You cannot get “Cousin Eddie,” or perhaps your ex-husband who is your “Cousin Eddie,” to agree to either sell the whole property or buy you out or divide the property so that you can sell “your share.” This is all the more problematic when a house is involved because now there is no way to divide the property fairly to each co-owners’ satisfaction.

Are you “stuck” like this forever? Another problem like the national debt that will just be passed on to your children and grandchildren?

There is a way out.

Caveat that with the fair disclosure, that like most Judicially imposed solutions, this will not be “perfect” but it will solve the War of the Roses.

The answer might be legal “Partition.” Essentially, “Partition” was actually designed for this very situation, which goes to show that sometimes even lawyers have something close to common sense. Better yet, under the Partition Chapter, Chapter 64 of the Florida Statutes we have both ordinary Partition which would apply to a divorce or the golfing buddy investment partnership gone wrong and the “Uniform Partition of Heirs Property Act” which applies to the fourteen grandchildren who inherited from Grandpa and Grandma. But in either type Partition is a legal action which can be filed where one co-owner asks the Court to order an indivisible property sold and reduced to sales proceeds which can be easily divided. No more concerns about who gets the best ten acres, everyone gets their share of the best ten acres and the other not-so-good portions of the forty-acre whole parcel.

But this does not come without warts. Unfortunately, for ordinary Partitions, unless all parties agree, the Judge cannot order the property listed with a realtor and properly marketed without a unanimous stipulation by all parties. By statute, without that stipulation, the Judge has to order the property sold on the courthouse steps like foreclosed property and that ALWAYS means you will have bargain basement buyers looking to buy the property under-market so they can quickly sell the property for a profit by taking their time and marketing the property and holding out for the best offer from a buyer willing to pay market price. Under “Uniform Partition of Heirs Property Act” there are far more forgiving options available to the Judge, even without unanimous agreement, to preserve inherited property in the family.

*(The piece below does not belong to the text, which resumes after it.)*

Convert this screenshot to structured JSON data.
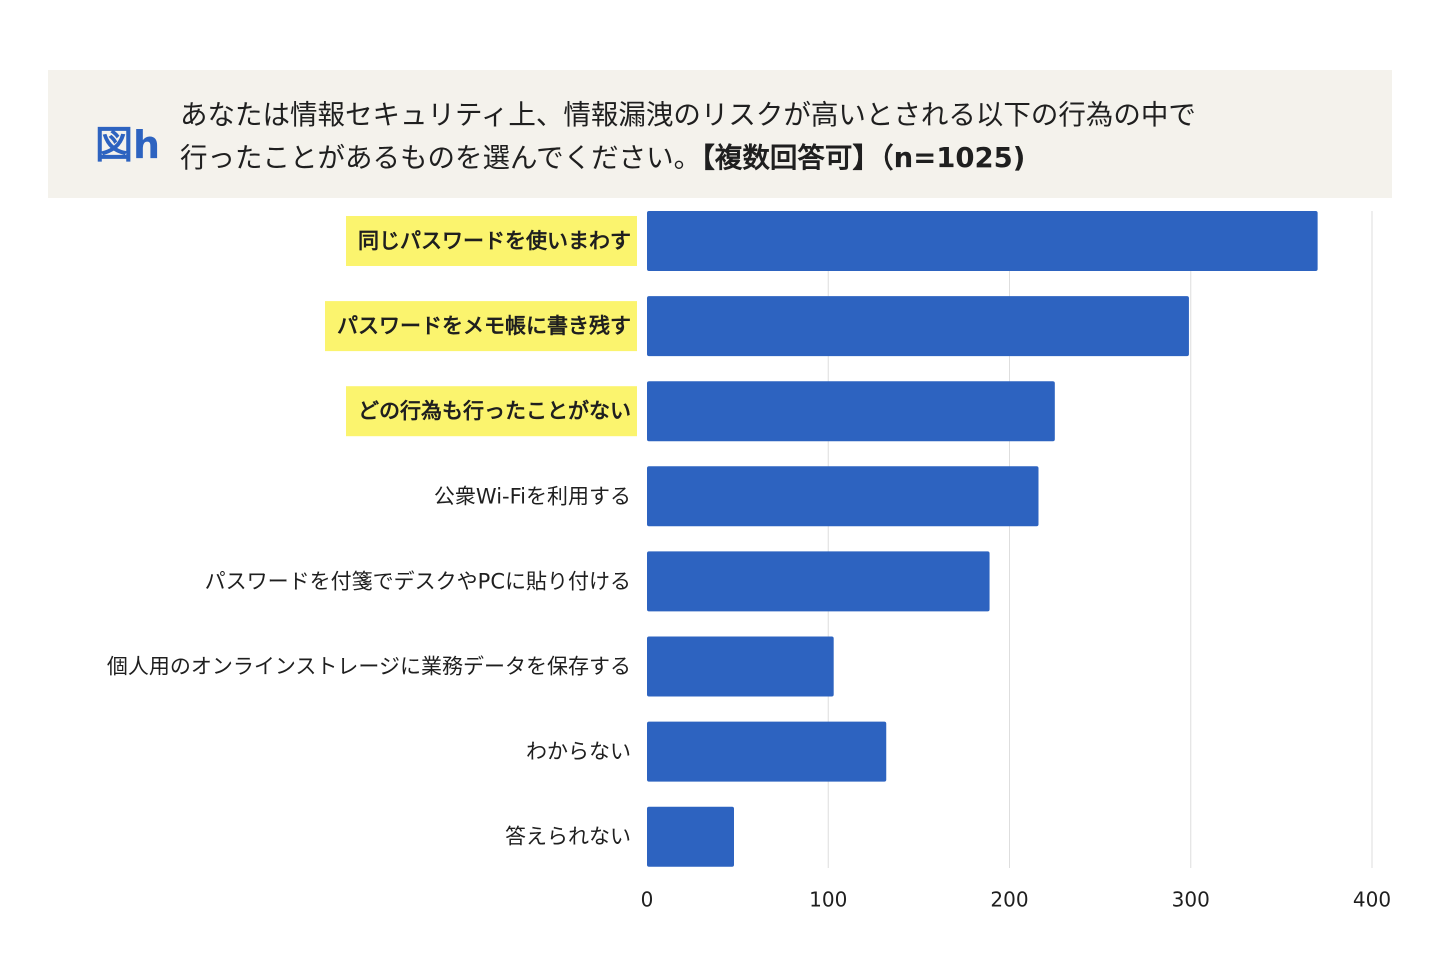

The good news, if there is good news would be that, based upon experience, for most people, once it finally dawns on them the Judge is going to order the property sold and the proceeds distributed, they will generally opt for reasonability and FINALLY agree to stipulate and ask the Court, along with all the other co-owners, to a buy-out price or to allow the property to be marketed by a realtor for a reasonable period of time before considering the draconian option of a forced sale on the courthouse steps.

So, Clark, fear not, when you are finally ready to give up on Cousin Eddie, perhaps a partition lawsuit is the thing you need to free you from the loggerhead. And if the source of the problem is your ex, it is either that or you need to show up at your ex’s place, a dozen roses in hand, with Henson Cargill crooning, “Today I started loving you again” . . . as if that is going to happen.

This article is for general information only and is not intended as and does not constitute legal advice or solicitation of a prospective client. It should not be relied on for legal advice in any particular factual circumstance.